Reverse the process. ” All right then,” you say, “send me as baggage and the plant can have my seat.” There was no turning back when the check-in clerk agreed with a smile, or was it a leer? I was roughly lifted, or did I climb stupidly onto the baggage weigh-in? I paid my excess baggage. A button was pressed and I moved off the scales crouching and on to the conveyer that runs under the counter. Twenty yards later I plunged through a rubber flap into blackness with only a faint light some-where beyond.
At this point I gave up feeling responsible for myself . . . Rough hands grabbed me as if my arms were mere stems. My clothes were pulled and scuffed and rumpled like the leaves of a rubber plant. One, two, three, clump! I found myself lying face-down and spread-eagled across a baggage trolley, waiting for flight LH 485 for Brussels next to my hand luggage containing a my papers . . .
That was five years ago, and from that moment my life was changed and I became kind of a vegetable.
I came to know the meaning of the word “reject”.
Since I never saw my plant again, I never claimed. I spent the first week going around on the baggage ramps. When they finally lifted me off I was. severely dehydrated, incoherent, and feeling pretty insecure.
It’s not surprising. There are fifteen 485 flights to Brussels in a day, which meant that I had been ignored or rejected one hundred and five times without even moving from the place I had come to rest seven days before.
Only once was I turned over, by a sunburned returnee looking for a name tag on my person. I bit him.
My hand luggage was claimed by a Ceylonese brunette with a religious bullet hole set in her forehead.

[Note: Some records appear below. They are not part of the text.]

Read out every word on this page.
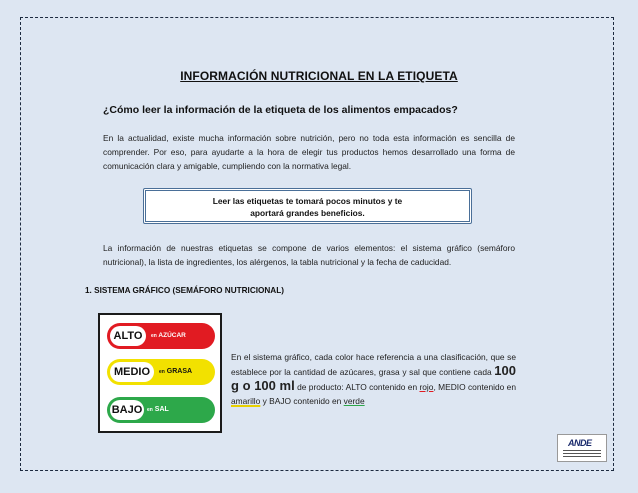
INFORMACIÓN NUTRICIONAL EN LA ETIQUETA
¿Cómo leer la información de la etiqueta de los alimentos empacados?
En la actualidad, existe mucha información sobre nutrición, pero no toda esta información es sencilla de comprender. Por eso, para ayudarte a la hora de elegir tus productos hemos desarrollado una forma de comunicación clara y amigable, cumpliendo con la normativa legal.
Leer las etiquetas te tomará pocos minutos y te
aportará grandes beneficios.
La información de nuestras etiquetas se compone de varios elementos: el sistema gráfico (semáforo nutricional), la lista de ingredientes, los alérgenos, la tabla nutricional y la fecha de caducidad.
1. SISTEMA GRÁFICO (SEMÁFORO NUTRICIONAL)
ALTO	en AZÚCAR
MEDIO	en GRASA
BAJO en SAL
En el sistema gráfico, cada color hace referencia a una clasificación, que se establece por la cantidad de azúcares, grasa y sal que contiene cada 100 g o 100 ml de producto: ALTO contenido en rojo, MEDIO contenido en amarillo y BAJO contenido en verde
ANDE
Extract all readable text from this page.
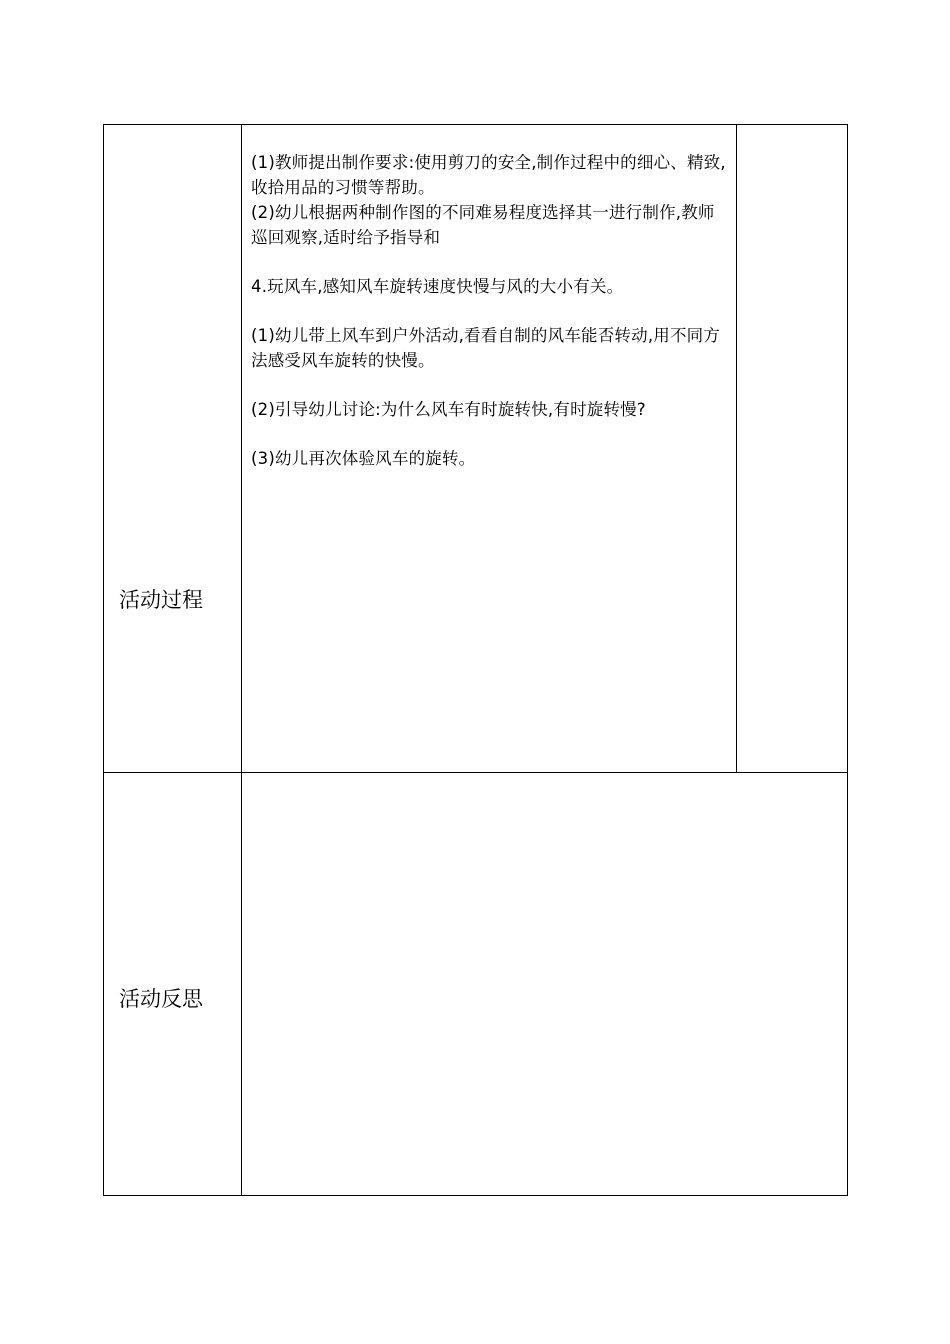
活动过程

(1)教师提出制作要求:使用剪刀的安全,制作过程中的细心、精致,收拾用品的习惯等帮助。

(2)幼儿根据两种制作图的不同难易程度选择其一进行制作,教师巡回观察,适时给予指导和

4.玩风车,感知风车旋转速度快慢与风的大小有关。

(1)幼儿带上风车到户外活动,看看自制的风车能否转动,用不同方法感受风车旋转的快慢。

(2)引导幼儿讨论:为什么风车有时旋转快,有时旋转慢?

(3)幼儿再次体验风车的旋转。

活动反思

Since I now had no identity and did not speak any identifiable language, unless I had been trying to speak Belgian the whole time, I was dumped in the end compartment of a Dexion luggage rack in the lost property office at Brussels airport, out of the sun. I began to wilt. The weeks that followed were the loneliest of my life.
Sooner or later, someone would ask questions or do a spring clean. With any luck I would be deported or at worst end up in a charity sale of unclaimed property.
I survived on lost food parcels and half-drunk coffee out of plastic beakers.
When I finally began to speak it was in response to the attendant who greeted me daily with a curt “bonjour” as though he recognized something of himself in in my appearance but wasn’t sure.